This is a recipe by Jamie Oliver that I have veganized. I skipped the rice because I wanted to puree the soup afterwards (my family won't eat chunky soup lol). Honestly I found it delicious either way. Almost like a curry pumpkin soup.
Spicy Butternut Soup
1¼ litres vegetable stock
6-7 lime leaves
3 fresh red chillies , deseeded (I used chilli paste because I didn't have fresh chillies)
2 cloves garlic , peeled
1 large thumb-sized piece fresh ginger , peeled
3 sticks lemongrass , trimmed and squashed with the back of a knife (I skipped this step because I didn't have any)
freshly ground black pepper
1 small bunch fresh coriander
1 heaped teaspoon five-spice
1 teaspoon ground cumin
1 onion , peeled and finely sliced
1 large butternut or acorn squash , halved, deseeded and cut into 1 inch chunks
200 g basmati rice , washed
2 x 400 ml tinned light coconut milk (I used coconut cream because it's what I had)
3-4 limes, juiced
1 fresh red chilli , finely sliced, optional for serving
Pour your stock into a saucepan on a medium-high heat to get nice and hot and then turn down to a low heat to keep warm.

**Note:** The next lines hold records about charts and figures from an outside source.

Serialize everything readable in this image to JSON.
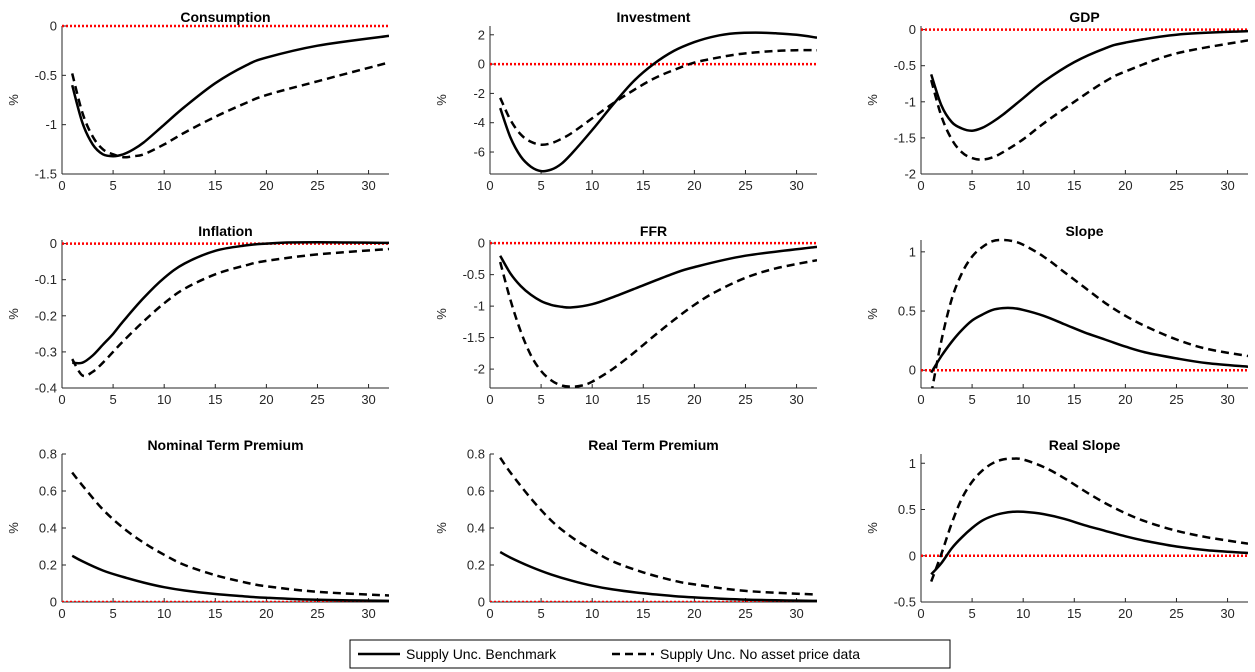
{
  "legend": {
    "entries": [
      {
        "label": "Supply Unc. Benchmark",
        "style": "solid"
      },
      {
        "label": "Supply Unc. No asset price data",
        "style": "dashed"
      }
    ]
  },
  "colors": {
    "line": "#000000",
    "zero_line": "#ff0000",
    "axis": "#262626"
  },
  "chart_data": [
    {
      "type": "line",
      "title": "Consumption",
      "xlabel": "",
      "ylabel": "%",
      "xlim": [
        0,
        32
      ],
      "ylim": [
        -1.5,
        0
      ],
      "xticks": [
        0,
        5,
        10,
        15,
        20,
        25,
        30
      ],
      "yticks": [
        -1.5,
        -1,
        -0.5,
        0
      ],
      "yticklabels": [
        "-1.5",
        "-1",
        "-0.5",
        "0"
      ],
      "series": [
        {
          "name": "Supply Unc. Benchmark",
          "style": "solid",
          "x": [
            1,
            2,
            3,
            4,
            5,
            6,
            7,
            8,
            10,
            12,
            15,
            18,
            20,
            25,
            32
          ],
          "y": [
            -0.6,
            -0.98,
            -1.2,
            -1.3,
            -1.32,
            -1.3,
            -1.25,
            -1.18,
            -1.0,
            -0.82,
            -0.58,
            -0.4,
            -0.32,
            -0.2,
            -0.1
          ]
        },
        {
          "name": "Supply Unc. No asset price data",
          "style": "dashed",
          "x": [
            1,
            2,
            3,
            4,
            5,
            6,
            7,
            8,
            10,
            12,
            15,
            18,
            20,
            25,
            32
          ],
          "y": [
            -0.48,
            -0.88,
            -1.12,
            -1.25,
            -1.3,
            -1.33,
            -1.32,
            -1.3,
            -1.2,
            -1.08,
            -0.92,
            -0.78,
            -0.7,
            -0.56,
            -0.37
          ]
        }
      ]
    },
    {
      "type": "line",
      "title": "Investment",
      "xlabel": "",
      "ylabel": "%",
      "xlim": [
        0,
        32
      ],
      "ylim": [
        -7.5,
        2.6
      ],
      "xticks": [
        0,
        5,
        10,
        15,
        20,
        25,
        30
      ],
      "yticks": [
        -6,
        -4,
        -2,
        0,
        2
      ],
      "yticklabels": [
        "-6",
        "-4",
        "-2",
        "0",
        "2"
      ],
      "series": [
        {
          "name": "Supply Unc. Benchmark",
          "style": "solid",
          "x": [
            1,
            2,
            3,
            4,
            5,
            6,
            7,
            8,
            10,
            12,
            14,
            16,
            18,
            20,
            22,
            24,
            26,
            28,
            30,
            32
          ],
          "y": [
            -3.0,
            -5.0,
            -6.3,
            -7.0,
            -7.3,
            -7.2,
            -6.8,
            -6.1,
            -4.5,
            -2.8,
            -1.2,
            0.0,
            0.9,
            1.5,
            1.9,
            2.1,
            2.15,
            2.1,
            2.0,
            1.8
          ]
        },
        {
          "name": "Supply Unc. No asset price data",
          "style": "dashed",
          "x": [
            1,
            2,
            3,
            4,
            5,
            6,
            7,
            8,
            10,
            12,
            14,
            16,
            18,
            20,
            22,
            24,
            26,
            28,
            30,
            32
          ],
          "y": [
            -2.3,
            -3.8,
            -4.8,
            -5.3,
            -5.5,
            -5.4,
            -5.1,
            -4.7,
            -3.7,
            -2.7,
            -1.8,
            -1.0,
            -0.4,
            0.1,
            0.4,
            0.65,
            0.8,
            0.9,
            0.95,
            0.95
          ]
        }
      ]
    },
    {
      "type": "line",
      "title": "GDP",
      "xlabel": "",
      "ylabel": "%",
      "xlim": [
        0,
        32
      ],
      "ylim": [
        -2,
        0.05
      ],
      "xticks": [
        0,
        5,
        10,
        15,
        20,
        25,
        30
      ],
      "yticks": [
        -2,
        -1.5,
        -1,
        -0.5,
        0
      ],
      "yticklabels": [
        "-2",
        "-1.5",
        "-1",
        "-0.5",
        "0"
      ],
      "series": [
        {
          "name": "Supply Unc. Benchmark",
          "style": "solid",
          "x": [
            1,
            2,
            3,
            4,
            5,
            6,
            7,
            8,
            10,
            12,
            15,
            18,
            20,
            25,
            32
          ],
          "y": [
            -0.62,
            -1.05,
            -1.28,
            -1.37,
            -1.4,
            -1.36,
            -1.28,
            -1.18,
            -0.95,
            -0.72,
            -0.45,
            -0.26,
            -0.18,
            -0.07,
            -0.02
          ]
        },
        {
          "name": "Supply Unc. No asset price data",
          "style": "dashed",
          "x": [
            1,
            2,
            3,
            4,
            5,
            6,
            7,
            8,
            10,
            12,
            15,
            18,
            20,
            25,
            32
          ],
          "y": [
            -0.7,
            -1.2,
            -1.52,
            -1.7,
            -1.78,
            -1.8,
            -1.77,
            -1.7,
            -1.52,
            -1.3,
            -1.0,
            -0.72,
            -0.58,
            -0.33,
            -0.15
          ]
        }
      ]
    },
    {
      "type": "line",
      "title": "Inflation",
      "xlabel": "",
      "ylabel": "%",
      "xlim": [
        0,
        32
      ],
      "ylim": [
        -0.4,
        0.01
      ],
      "xticks": [
        0,
        5,
        10,
        15,
        20,
        25,
        30
      ],
      "yticks": [
        -0.4,
        -0.3,
        -0.2,
        -0.1,
        0
      ],
      "yticklabels": [
        "-0.4",
        "-0.3",
        "-0.2",
        "-0.1",
        "0"
      ],
      "series": [
        {
          "name": "Supply Unc. Benchmark",
          "style": "solid",
          "x": [
            1,
            2,
            3,
            4,
            5,
            6,
            8,
            10,
            12,
            15,
            18,
            20,
            22,
            25,
            28,
            32
          ],
          "y": [
            -0.33,
            -0.33,
            -0.31,
            -0.28,
            -0.25,
            -0.215,
            -0.15,
            -0.095,
            -0.055,
            -0.02,
            -0.005,
            0.0,
            0.003,
            0.004,
            0.003,
            0.002
          ]
        },
        {
          "name": "Supply Unc. No asset price data",
          "style": "dashed",
          "x": [
            1,
            2,
            3,
            4,
            5,
            6,
            8,
            10,
            12,
            15,
            18,
            20,
            25,
            32
          ],
          "y": [
            -0.32,
            -0.365,
            -0.355,
            -0.33,
            -0.3,
            -0.27,
            -0.215,
            -0.165,
            -0.125,
            -0.085,
            -0.06,
            -0.048,
            -0.03,
            -0.015
          ]
        }
      ]
    },
    {
      "type": "line",
      "title": "FFR",
      "xlabel": "",
      "ylabel": "%",
      "xlim": [
        0,
        32
      ],
      "ylim": [
        -2.3,
        0.05
      ],
      "xticks": [
        0,
        5,
        10,
        15,
        20,
        25,
        30
      ],
      "yticks": [
        -2,
        -1.5,
        -1,
        -0.5,
        0
      ],
      "yticklabels": [
        "-2",
        "-1.5",
        "-1",
        "-0.5",
        "0"
      ],
      "series": [
        {
          "name": "Supply Unc. Benchmark",
          "style": "solid",
          "x": [
            1,
            2,
            3,
            4,
            5,
            6,
            7,
            8,
            10,
            12,
            15,
            18,
            20,
            25,
            32
          ],
          "y": [
            -0.2,
            -0.48,
            -0.68,
            -0.82,
            -0.92,
            -0.98,
            -1.01,
            -1.02,
            -0.97,
            -0.86,
            -0.67,
            -0.48,
            -0.38,
            -0.2,
            -0.06
          ]
        },
        {
          "name": "Supply Unc. No asset price data",
          "style": "dashed",
          "x": [
            1,
            2,
            3,
            4,
            5,
            6,
            7,
            8,
            9,
            10,
            12,
            14,
            16,
            18,
            20,
            22,
            25,
            28,
            32
          ],
          "y": [
            -0.3,
            -0.9,
            -1.4,
            -1.78,
            -2.03,
            -2.18,
            -2.26,
            -2.28,
            -2.26,
            -2.2,
            -2.0,
            -1.75,
            -1.48,
            -1.22,
            -0.98,
            -0.78,
            -0.55,
            -0.4,
            -0.27
          ]
        }
      ]
    },
    {
      "type": "line",
      "title": "Slope",
      "xlabel": "",
      "ylabel": "%",
      "xlim": [
        0,
        32
      ],
      "ylim": [
        -0.15,
        1.1
      ],
      "xticks": [
        0,
        5,
        10,
        15,
        20,
        25,
        30
      ],
      "yticks": [
        0,
        0.5,
        1
      ],
      "yticklabels": [
        "0",
        "0.5",
        "1"
      ],
      "series": [
        {
          "name": "Supply Unc. Benchmark",
          "style": "solid",
          "x": [
            1,
            2,
            3,
            4,
            5,
            6,
            7,
            8,
            9,
            10,
            12,
            14,
            16,
            18,
            20,
            22,
            25,
            28,
            32
          ],
          "y": [
            -0.02,
            0.12,
            0.24,
            0.34,
            0.42,
            0.47,
            0.51,
            0.525,
            0.525,
            0.51,
            0.46,
            0.39,
            0.32,
            0.26,
            0.2,
            0.15,
            0.1,
            0.06,
            0.03
          ]
        },
        {
          "name": "Supply Unc. No asset price data",
          "style": "dashed",
          "x": [
            1,
            2,
            3,
            4,
            5,
            6,
            7,
            8,
            9,
            10,
            12,
            14,
            16,
            18,
            20,
            22,
            25,
            28,
            32
          ],
          "y": [
            -0.2,
            0.25,
            0.6,
            0.82,
            0.96,
            1.04,
            1.09,
            1.1,
            1.09,
            1.06,
            0.96,
            0.83,
            0.7,
            0.57,
            0.46,
            0.37,
            0.26,
            0.18,
            0.12
          ]
        }
      ]
    },
    {
      "type": "line",
      "title": "Nominal Term Premium",
      "xlabel": "",
      "ylabel": "%",
      "xlim": [
        0,
        32
      ],
      "ylim": [
        0,
        0.8
      ],
      "xticks": [
        0,
        5,
        10,
        15,
        20,
        25,
        30
      ],
      "yticks": [
        0,
        0.2,
        0.4,
        0.6,
        0.8
      ],
      "yticklabels": [
        "0",
        "0.2",
        "0.4",
        "0.6",
        "0.8"
      ],
      "series": [
        {
          "name": "Supply Unc. Benchmark",
          "style": "solid",
          "x": [
            1,
            2,
            4,
            6,
            8,
            10,
            12,
            15,
            18,
            20,
            25,
            32
          ],
          "y": [
            0.25,
            0.22,
            0.17,
            0.135,
            0.105,
            0.08,
            0.062,
            0.043,
            0.03,
            0.023,
            0.012,
            0.006
          ]
        },
        {
          "name": "Supply Unc. No asset price data",
          "style": "dashed",
          "x": [
            1,
            2,
            4,
            6,
            8,
            10,
            12,
            15,
            18,
            20,
            25,
            32
          ],
          "y": [
            0.7,
            0.63,
            0.5,
            0.4,
            0.32,
            0.255,
            0.2,
            0.145,
            0.105,
            0.085,
            0.055,
            0.035
          ]
        }
      ]
    },
    {
      "type": "line",
      "title": "Real Term Premium",
      "xlabel": "",
      "ylabel": "%",
      "xlim": [
        0,
        32
      ],
      "ylim": [
        0,
        0.8
      ],
      "xticks": [
        0,
        5,
        10,
        15,
        20,
        25,
        30
      ],
      "yticks": [
        0,
        0.2,
        0.4,
        0.6,
        0.8
      ],
      "yticklabels": [
        "0",
        "0.2",
        "0.4",
        "0.6",
        "0.8"
      ],
      "series": [
        {
          "name": "Supply Unc. Benchmark",
          "style": "solid",
          "x": [
            1,
            2,
            4,
            6,
            8,
            10,
            12,
            15,
            18,
            20,
            25,
            32
          ],
          "y": [
            0.27,
            0.24,
            0.19,
            0.148,
            0.115,
            0.088,
            0.068,
            0.047,
            0.032,
            0.025,
            0.013,
            0.006
          ]
        },
        {
          "name": "Supply Unc. No asset price data",
          "style": "dashed",
          "x": [
            1,
            2,
            4,
            6,
            8,
            10,
            12,
            15,
            18,
            20,
            25,
            32
          ],
          "y": [
            0.78,
            0.7,
            0.56,
            0.44,
            0.35,
            0.28,
            0.22,
            0.16,
            0.115,
            0.095,
            0.06,
            0.04
          ]
        }
      ]
    },
    {
      "type": "line",
      "title": "Real Slope",
      "xlabel": "",
      "ylabel": "%",
      "xlim": [
        0,
        32
      ],
      "ylim": [
        -0.5,
        1.1
      ],
      "xticks": [
        0,
        5,
        10,
        15,
        20,
        25,
        30
      ],
      "yticks": [
        -0.5,
        0,
        0.5,
        1
      ],
      "yticklabels": [
        "-0.5",
        "0",
        "0.5",
        "1"
      ],
      "series": [
        {
          "name": "Supply Unc. Benchmark",
          "style": "solid",
          "x": [
            1,
            2,
            3,
            4,
            5,
            6,
            7,
            8,
            9,
            10,
            12,
            14,
            16,
            18,
            20,
            22,
            25,
            28,
            32
          ],
          "y": [
            -0.2,
            -0.08,
            0.08,
            0.2,
            0.3,
            0.38,
            0.43,
            0.46,
            0.475,
            0.475,
            0.45,
            0.4,
            0.33,
            0.27,
            0.21,
            0.16,
            0.1,
            0.06,
            0.03
          ]
        },
        {
          "name": "Supply Unc. No asset price data",
          "style": "dashed",
          "x": [
            1,
            2,
            3,
            4,
            5,
            6,
            7,
            8,
            9,
            10,
            12,
            14,
            16,
            18,
            20,
            22,
            25,
            28,
            32
          ],
          "y": [
            -0.28,
            0.02,
            0.35,
            0.62,
            0.8,
            0.92,
            1.0,
            1.04,
            1.05,
            1.04,
            0.96,
            0.84,
            0.7,
            0.57,
            0.46,
            0.37,
            0.27,
            0.2,
            0.13
          ]
        }
      ]
    }
  ]
}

To make your fragrant soup base, add the lime leaves, chillies, garlic, ginger, lemongrass and a pinch of salt to a food processor.
Chop the top few leaves off your bunch of coriander and pop to one side, then add the rest to the processor and blitz for 30 seconds or so until fairly fine.
With the processor still running, add a few good lugs of olive oil, the five-spice and ground cumin.
In a large sauce pan on a medium-high heat add this mixture, you can add a splash of stock to loosen it if you want, and fry and stir for a couple of minutes so it starts smelling fantastic.
Add your sliced onion, then cook gently for 8 to 10 minutes.
Add the squash to the pan and stir well, then pour in the stock.
Bring to the boil, then reduce the heat and simmer for 20 to 25 minutes until the squash is lovely and soft.
At this point, add the rice and give it a really good stir.
If it looks a bit dry, you can add a splash of water here.
Continue to simmer for about 8 minutes until the rice is almost cooked, then add the coconut milk and bring back to the boil.
Simmer for a couple of minutes until hot through and thickened a little.
I like to squash up some of the squash at this point too.
Take the pan off the heat, give it a good stir, then taste and season carefully with salt and pepper.
To give it a bit of twang add the lime juice – the amount you need will depend on how juicy your limes are, so keep tasting it as you go.
Scatter with more sliced fresh chilli and your reserved coriander leaves before serving.